Por Yoskhaz
“Qual é a coisa certa?”, me perguntou o Velho, como carinhosamente chamávamos o monge mais antigo da Ordem, como fazia Sócrates, o filósofo grego, que devolvia uma pergunta com outra como método de raciocínio. Estávamos sentados na cantina do mosteiro diante de uma caneca de café e um pedaço de bolo de aveia. Desde sempre eu me sentia desconfortável com uma série de dilemas do cotidiano. De questões políticas e sociais que, de alguma maneira, atingem a todos até incertezas quanto à minha vida pessoal, como trocar de namorada, trabalho, cidade ou estilo de vida. Argumentei que a todo instante nos deparamos com dúvidas que nos incomodam em diferentes escalas, algumas são banais, outras muito sérias. O ruim é que as dúvidas causam enorme desconforto. Para piorar, em face das minhas incertezas eu me deparava com pessoas de opiniões divergentes, contra ou a favor, ambas convictas de suas posições e apresentando fortes argumentos. Falei que queria me livrar do incômodo da dúvida e saber sempre a coisa certa a fazer. Então, veio a pergunta do Velho sobre qual era a coisa certa. Respondi que se eu perguntei era porque não sabia e precisava de uma resposta. O monge bebeu um gole de café e disse: “A minha resposta desenha a minha verdade, não necessariamente a sua. É necessário que você se esforce para encontrar aquela que irá lhe completar, por isto o desconforto. Bendita seja a dúvida!”.
Irritado, falei que ele não estava me ajudando.
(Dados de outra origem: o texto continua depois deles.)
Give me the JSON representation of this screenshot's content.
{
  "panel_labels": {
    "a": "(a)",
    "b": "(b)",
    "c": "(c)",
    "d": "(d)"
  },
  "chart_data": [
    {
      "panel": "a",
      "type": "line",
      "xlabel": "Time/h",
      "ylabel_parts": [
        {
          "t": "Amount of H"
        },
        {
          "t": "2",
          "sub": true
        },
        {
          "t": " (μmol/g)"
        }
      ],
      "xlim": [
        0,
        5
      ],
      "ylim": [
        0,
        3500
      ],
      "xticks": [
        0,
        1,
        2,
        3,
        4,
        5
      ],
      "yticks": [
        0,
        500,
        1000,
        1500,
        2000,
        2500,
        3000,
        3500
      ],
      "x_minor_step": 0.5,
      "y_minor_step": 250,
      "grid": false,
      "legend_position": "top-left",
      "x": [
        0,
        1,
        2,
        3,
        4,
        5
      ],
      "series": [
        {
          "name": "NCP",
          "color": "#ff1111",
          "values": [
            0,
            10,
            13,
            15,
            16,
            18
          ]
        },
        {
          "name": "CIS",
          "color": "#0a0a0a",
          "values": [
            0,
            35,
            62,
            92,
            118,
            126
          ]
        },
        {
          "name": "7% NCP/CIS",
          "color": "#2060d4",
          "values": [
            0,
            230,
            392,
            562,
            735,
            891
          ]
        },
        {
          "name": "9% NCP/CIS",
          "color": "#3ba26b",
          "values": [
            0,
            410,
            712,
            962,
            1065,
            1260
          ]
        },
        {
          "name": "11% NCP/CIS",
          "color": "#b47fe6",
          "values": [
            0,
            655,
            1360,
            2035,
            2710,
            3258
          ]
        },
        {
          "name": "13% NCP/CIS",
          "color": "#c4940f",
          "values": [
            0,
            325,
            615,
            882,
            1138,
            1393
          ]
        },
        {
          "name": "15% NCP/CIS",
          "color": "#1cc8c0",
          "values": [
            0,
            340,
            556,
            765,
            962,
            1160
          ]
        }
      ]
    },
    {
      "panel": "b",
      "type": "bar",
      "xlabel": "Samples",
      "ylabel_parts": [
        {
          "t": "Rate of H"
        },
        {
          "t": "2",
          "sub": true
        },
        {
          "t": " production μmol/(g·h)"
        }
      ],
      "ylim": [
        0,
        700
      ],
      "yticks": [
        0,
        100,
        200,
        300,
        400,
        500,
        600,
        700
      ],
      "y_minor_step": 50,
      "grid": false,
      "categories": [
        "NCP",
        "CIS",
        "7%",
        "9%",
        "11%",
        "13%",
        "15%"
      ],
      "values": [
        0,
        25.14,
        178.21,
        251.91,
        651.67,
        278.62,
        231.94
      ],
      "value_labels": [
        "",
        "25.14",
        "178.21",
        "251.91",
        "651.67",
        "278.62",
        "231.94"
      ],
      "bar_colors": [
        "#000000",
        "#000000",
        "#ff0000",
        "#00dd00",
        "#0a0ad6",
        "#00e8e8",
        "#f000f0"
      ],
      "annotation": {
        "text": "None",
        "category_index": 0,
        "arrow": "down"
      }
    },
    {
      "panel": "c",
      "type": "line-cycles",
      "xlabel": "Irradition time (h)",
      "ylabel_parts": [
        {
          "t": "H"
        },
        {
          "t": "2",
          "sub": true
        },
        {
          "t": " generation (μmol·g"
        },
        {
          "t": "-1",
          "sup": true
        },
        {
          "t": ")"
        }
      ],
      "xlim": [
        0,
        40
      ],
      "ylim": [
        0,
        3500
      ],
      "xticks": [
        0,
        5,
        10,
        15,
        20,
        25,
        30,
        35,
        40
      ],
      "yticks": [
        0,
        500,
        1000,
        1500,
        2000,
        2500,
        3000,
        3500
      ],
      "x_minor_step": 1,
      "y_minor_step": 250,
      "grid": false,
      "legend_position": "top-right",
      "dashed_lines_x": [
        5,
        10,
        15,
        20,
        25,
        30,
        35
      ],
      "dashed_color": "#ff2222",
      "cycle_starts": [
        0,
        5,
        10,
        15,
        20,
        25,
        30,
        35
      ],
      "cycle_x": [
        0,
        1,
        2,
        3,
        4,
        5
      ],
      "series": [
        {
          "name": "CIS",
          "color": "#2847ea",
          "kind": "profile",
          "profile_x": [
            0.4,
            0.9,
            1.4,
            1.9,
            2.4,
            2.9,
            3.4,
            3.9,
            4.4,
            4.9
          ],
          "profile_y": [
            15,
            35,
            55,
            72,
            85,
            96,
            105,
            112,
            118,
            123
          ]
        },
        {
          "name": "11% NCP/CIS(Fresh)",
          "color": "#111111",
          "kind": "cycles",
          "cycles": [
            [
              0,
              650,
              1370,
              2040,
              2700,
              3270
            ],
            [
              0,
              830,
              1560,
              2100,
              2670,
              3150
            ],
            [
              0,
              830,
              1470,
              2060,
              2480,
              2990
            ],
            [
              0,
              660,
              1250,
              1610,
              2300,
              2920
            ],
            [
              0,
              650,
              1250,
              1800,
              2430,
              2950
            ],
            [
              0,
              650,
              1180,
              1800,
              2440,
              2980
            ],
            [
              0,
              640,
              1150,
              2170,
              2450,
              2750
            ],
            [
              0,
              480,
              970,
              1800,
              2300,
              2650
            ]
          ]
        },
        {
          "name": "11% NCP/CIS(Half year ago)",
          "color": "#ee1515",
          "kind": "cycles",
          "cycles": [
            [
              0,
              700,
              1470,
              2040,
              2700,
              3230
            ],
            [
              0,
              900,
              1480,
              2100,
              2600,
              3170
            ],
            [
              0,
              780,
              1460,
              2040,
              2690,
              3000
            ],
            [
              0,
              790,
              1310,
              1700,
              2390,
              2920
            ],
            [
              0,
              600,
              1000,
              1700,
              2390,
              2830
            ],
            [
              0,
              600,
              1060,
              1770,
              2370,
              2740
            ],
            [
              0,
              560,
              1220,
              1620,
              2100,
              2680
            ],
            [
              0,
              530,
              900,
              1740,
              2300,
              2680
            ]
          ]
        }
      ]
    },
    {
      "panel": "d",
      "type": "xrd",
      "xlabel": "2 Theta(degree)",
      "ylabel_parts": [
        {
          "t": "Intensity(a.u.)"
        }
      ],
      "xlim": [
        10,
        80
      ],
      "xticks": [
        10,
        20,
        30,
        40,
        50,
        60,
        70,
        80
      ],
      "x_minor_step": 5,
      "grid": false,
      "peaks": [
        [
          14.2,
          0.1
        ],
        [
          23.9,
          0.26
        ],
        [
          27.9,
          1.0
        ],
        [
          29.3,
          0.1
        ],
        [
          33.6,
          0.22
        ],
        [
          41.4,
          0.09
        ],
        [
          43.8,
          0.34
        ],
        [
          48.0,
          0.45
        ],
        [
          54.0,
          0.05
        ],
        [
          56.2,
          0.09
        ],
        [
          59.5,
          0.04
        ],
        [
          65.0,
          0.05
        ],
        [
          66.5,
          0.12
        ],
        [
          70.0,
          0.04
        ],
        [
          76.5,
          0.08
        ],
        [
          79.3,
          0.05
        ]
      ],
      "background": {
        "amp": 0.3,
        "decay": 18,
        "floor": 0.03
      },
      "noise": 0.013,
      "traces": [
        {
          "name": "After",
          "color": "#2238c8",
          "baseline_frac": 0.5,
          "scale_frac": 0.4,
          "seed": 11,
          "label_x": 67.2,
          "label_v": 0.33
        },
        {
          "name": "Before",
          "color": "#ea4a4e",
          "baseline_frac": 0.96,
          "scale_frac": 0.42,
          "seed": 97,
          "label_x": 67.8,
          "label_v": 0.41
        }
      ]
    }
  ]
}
O monge manteve o tom tranquilo da voz para me trazer de volta à agradável ambiência do mosteiro: “As dúvidas trazem os questionamentos; estes se aprofundam e nos levam a procurar a parte que nos falta; apenas no exercício desta busca encontraremos a verdade”. Argumentei que ele estava errado, pois muitas das verdades que me eram absolutas no passado hoje já não se sustentam. O Velho sorriu e disse: “Perfeito e maravilhoso. Tudo muda. Sabe o que isto significa? Evolução”. Pedi para ele explicar melhor e o monge foi paciente: “As verdades se modificam à medida em que alteramos os níveis de consciência e de amor. O entendimento se transforma com o florescimento das virtudes no indivíduo. De flor em flor construímos os jardins da humanidade; de verdade em verdade encontraremos a Verdade”.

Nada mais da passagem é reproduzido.